The traditional society This stage is more described for the Least Developed Countries(LDCs).This stage is for the country that hasn’t started a process of development. They contain a very high percentage of people in agriculture and a high percentage of national wealth , in which Rostow calls “nonproductive” activities, such as the military or religion. An economy on this stage has limited production function. States and individuals utilize irrigation systems in many instances, but most farming is still purely for subsistence. An example would be the U.S. prior to independence.

The preconditions for take off The economy undergoes a process of change for building up of conditions for growth and take-off. Under the influence of these well-educated leaders, the country starts to invest in new technology and infrastructure, such as water supplies and transportation systems. This will increase productivity. In this transition there 3 important dimensions: first the shift from an agrarian to an industrial or manufacturing society. Second, trade and other commercial activities of the nation broaden the markets reach not only to neighboring areas but also far flung regions, creating international markets. Last, the surplus attained shouldn’t be wasted on the conspicuous consumption of the land owners or the state, but be spent on the development of industries, infrastructure and therefore prepare for self-sustained growth of the economy later on. Example: The U.S. in the first half of the nineteenth century.

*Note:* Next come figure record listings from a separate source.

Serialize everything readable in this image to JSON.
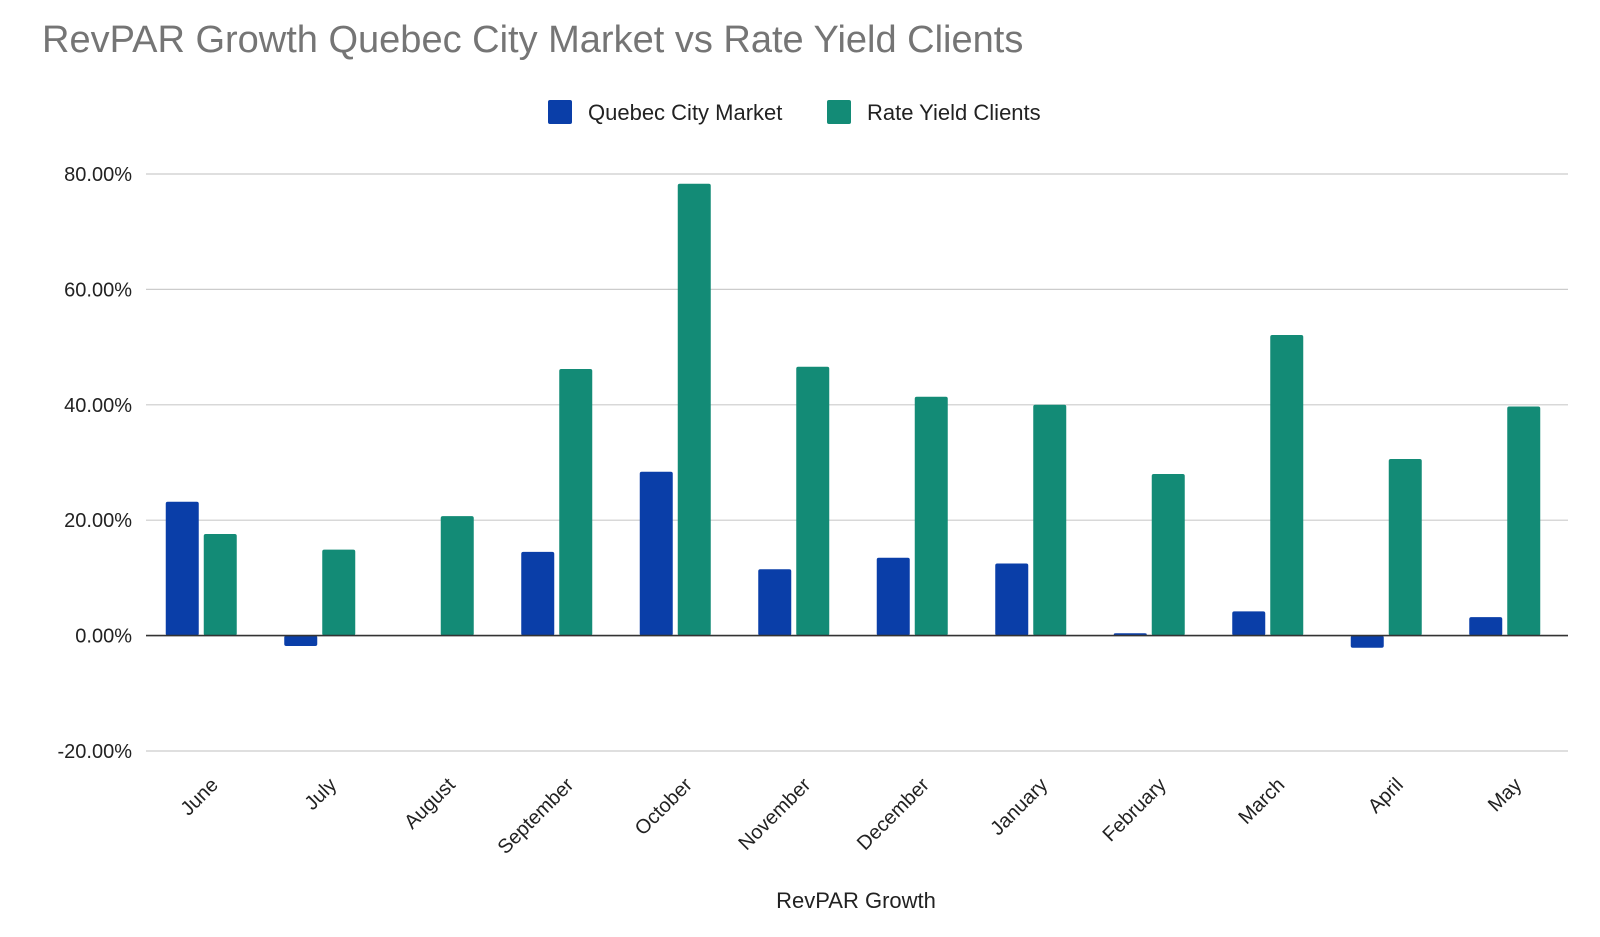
{
  "chart_data": {
    "type": "bar",
    "title": "RevPAR Growth Quebec City Market vs Rate Yield Clients",
    "xlabel": "RevPAR Growth",
    "ylabel": "",
    "ylim": [
      -20,
      80
    ],
    "y_ticks": [
      "-20.00%",
      "0.00%",
      "20.00%",
      "40.00%",
      "60.00%",
      "80.00%"
    ],
    "y_tick_values": [
      -20,
      0,
      20,
      40,
      60,
      80
    ],
    "grid": true,
    "legend_position": "top-center",
    "categories": [
      "June",
      "July",
      "August",
      "September",
      "October",
      "November",
      "December",
      "January",
      "February",
      "March",
      "April",
      "May"
    ],
    "series": [
      {
        "name": "Quebec City Market",
        "color": "#0a3ea8",
        "values": [
          23.2,
          -1.8,
          0.0,
          14.5,
          28.4,
          11.5,
          13.5,
          12.5,
          0.4,
          4.2,
          -2.1,
          3.2
        ]
      },
      {
        "name": "Rate Yield Clients",
        "color": "#138b76",
        "values": [
          17.6,
          14.9,
          20.7,
          46.2,
          78.3,
          46.6,
          41.4,
          40.0,
          28.0,
          52.1,
          30.6,
          39.7
        ]
      }
    ]
  }
}
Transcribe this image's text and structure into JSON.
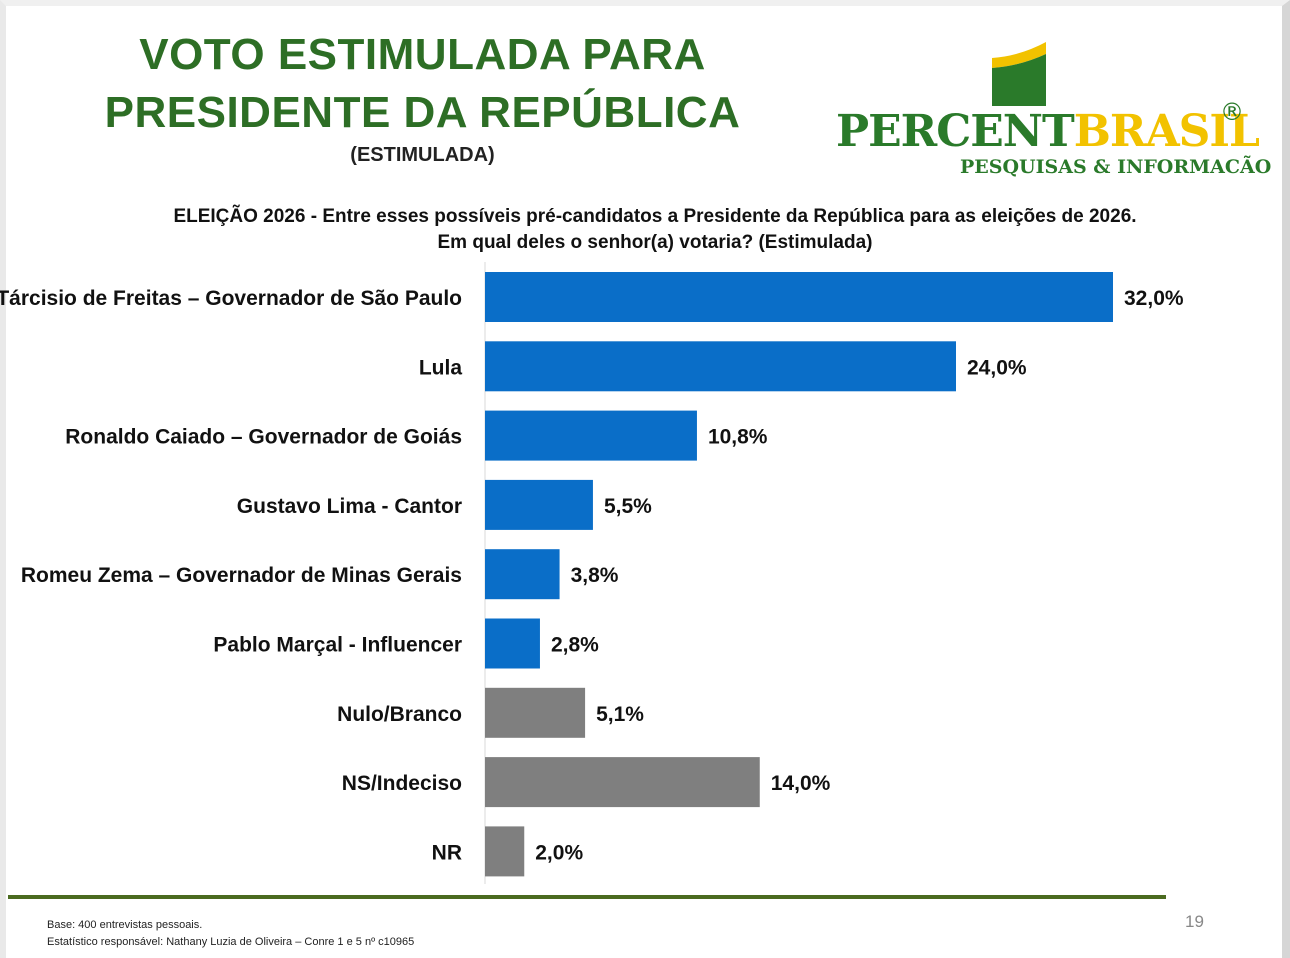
{
  "header": {
    "title_line1": "VOTO ESTIMULADA PARA",
    "title_line2": "PRESIDENTE DA REPÚBLICA",
    "subtitle": "(ESTIMULADA)"
  },
  "logo": {
    "word_part1": "PERCENT",
    "word_part2": "BRASIL",
    "registered": "®",
    "tagline": "PESQUISAS & INFORMACÃO",
    "colors": {
      "green": "#2a7a2a",
      "yellow": "#f2c200"
    }
  },
  "question": {
    "line1": "ELEIÇÃO 2026 - Entre esses possíveis pré-candidatos a Presidente da República para as eleições de 2026.",
    "line2": "Em qual deles o senhor(a) votaria? (Estimulada)"
  },
  "chart_data": {
    "type": "bar",
    "orientation": "horizontal",
    "categories": [
      "Tárcisio de Freitas – Governador de São Paulo",
      "Lula",
      "Ronaldo Caiado – Governador de Goiás",
      "Gustavo Lima - Cantor",
      "Romeu Zema – Governador de Minas Gerais",
      "Pablo Marçal - Influencer",
      "Nulo/Branco",
      "NS/Indeciso",
      "NR"
    ],
    "values": [
      32.0,
      24.0,
      10.8,
      5.5,
      3.8,
      2.8,
      5.1,
      14.0,
      2.0
    ],
    "value_labels": [
      "32,0%",
      "24,0%",
      "10,8%",
      "5,5%",
      "3,8%",
      "2,8%",
      "5,1%",
      "14,0%",
      "2,0%"
    ],
    "bar_colors": [
      "#0a6ec8",
      "#0a6ec8",
      "#0a6ec8",
      "#0a6ec8",
      "#0a6ec8",
      "#0a6ec8",
      "#7f7f7f",
      "#7f7f7f",
      "#7f7f7f"
    ],
    "xlim": [
      0,
      32.0
    ],
    "grid": false,
    "legend": "none"
  },
  "footer": {
    "base": "Base: 400 entrevistas pessoais.",
    "statistician": "Estatístico responsável: Nathany Luzia de Oliveira – Conre 1 e 5 nº c10965",
    "page_number": "19"
  }
}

The Takeoff This stage is where a country makes dynamic economic growth. Rapid growth is generated in a limited number of economic activities, such as textiles or food products. The countries achieve technical advances and become more productive with few take-off industries. The main goal in this stage is rapid, self-sustained growth. Example: The U.S. during the middle of the nineteenth century.

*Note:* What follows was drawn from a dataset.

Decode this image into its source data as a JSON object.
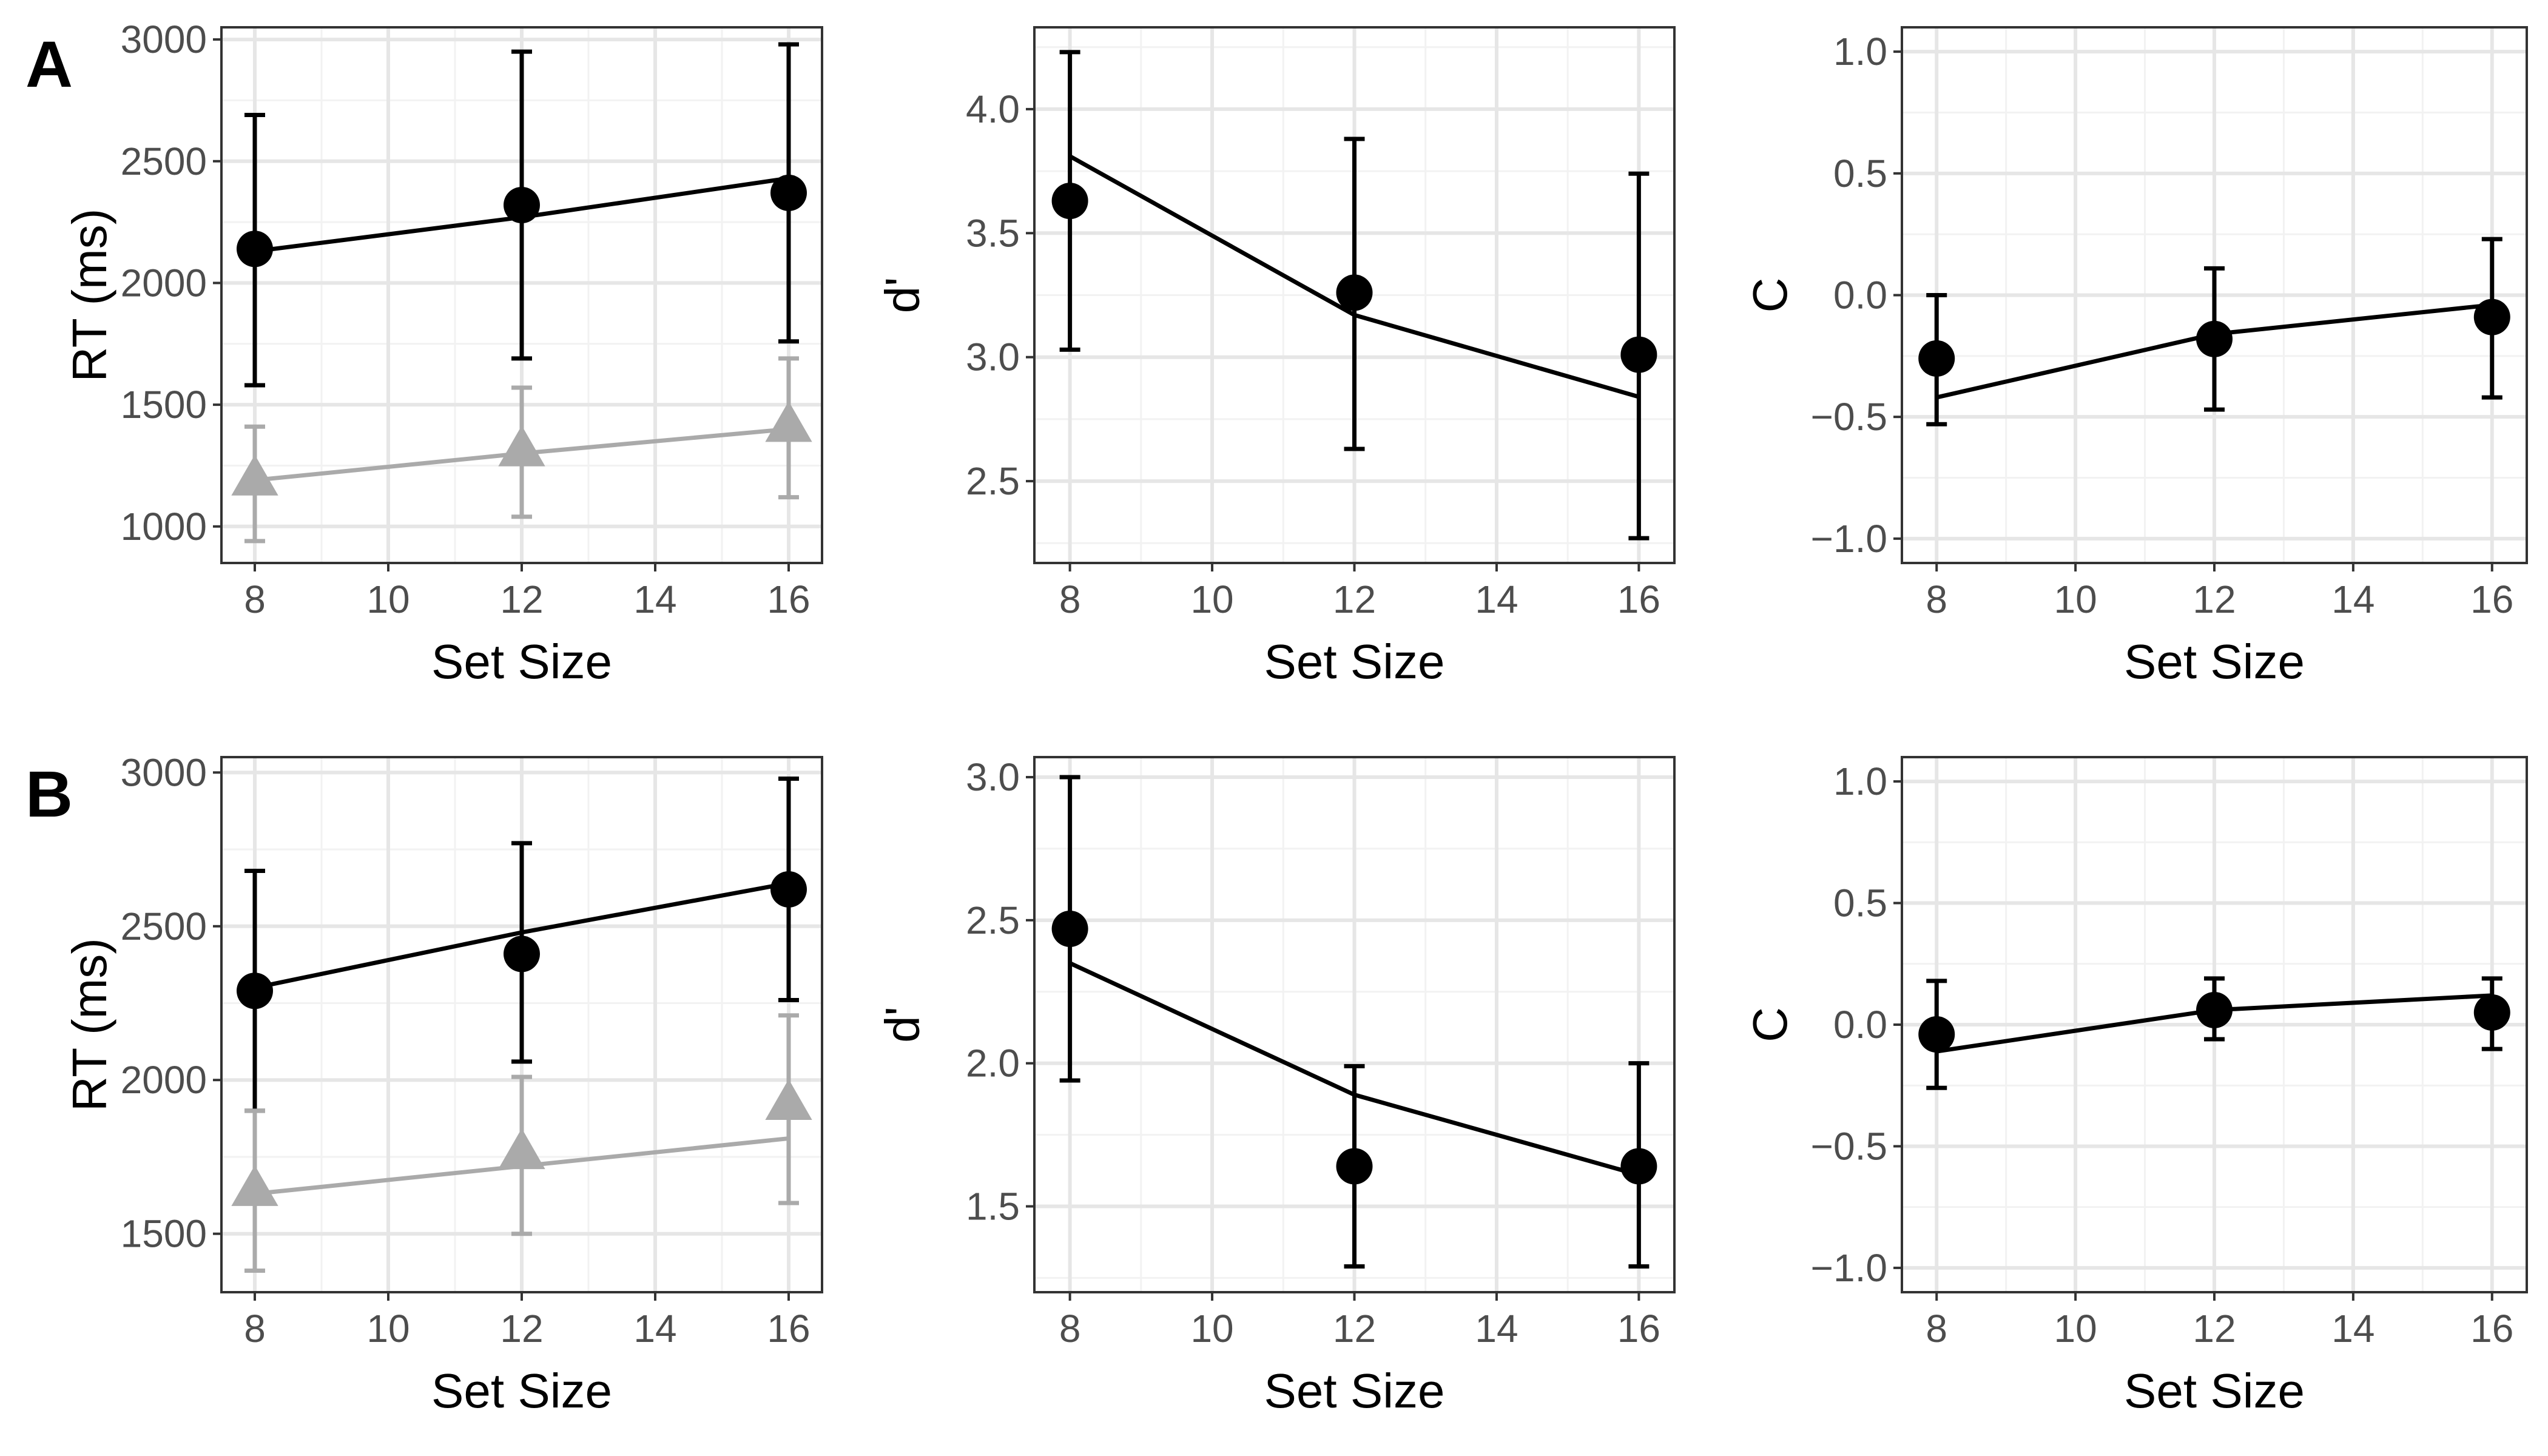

The Drive to Maturity Modern technology diffuses to a wide variety of industries, and this cause the country to experience rapid growth. The workers in the country become more skilled and specialized. Rostow defines this stage as the period when a society has effectively applied the range of modern technology to the bulk of its resources. Example: U.S. during late nineteenth century.

The age of mass consumption In this stage the economy shifts from production of heavy industry, such as steel and energy, to consumer goods, such as motor vehicles and refrigerator. The country tries to determine its uniqueness and factors affecting it are its political, geographical and cultural structure, and also values present in its society. Example: U.S during the early twentieth century

What was the goal for this model ? Rostow’s theory was that this five stage model would apply for every country and the country could see if it is able to develop economically by focusing on the resources that are in short supply in order to expand beyond local industries to reach global market and finance development to bring about economic growth.

Conclusion Every society is supposed to go through all the five stages of development. The stages happen at varying lengths from country to country. Its important in the sense that they foster economic self reliance for development of all sectors to bring about modernization. The model was based on two factors. First, the development countries of Western Europe and Anglo-America had been joined by others in Southern and Eastern Europe and Japan. Second, many LDCs contain an abundant supply of raw materials sought by manufacturers and producers in MDCs.

Which countries are in which stages? The most Developed countries tend to be at the 4 and 5 stage and the least developed countries are usually in the first 3 stages of the modernization model.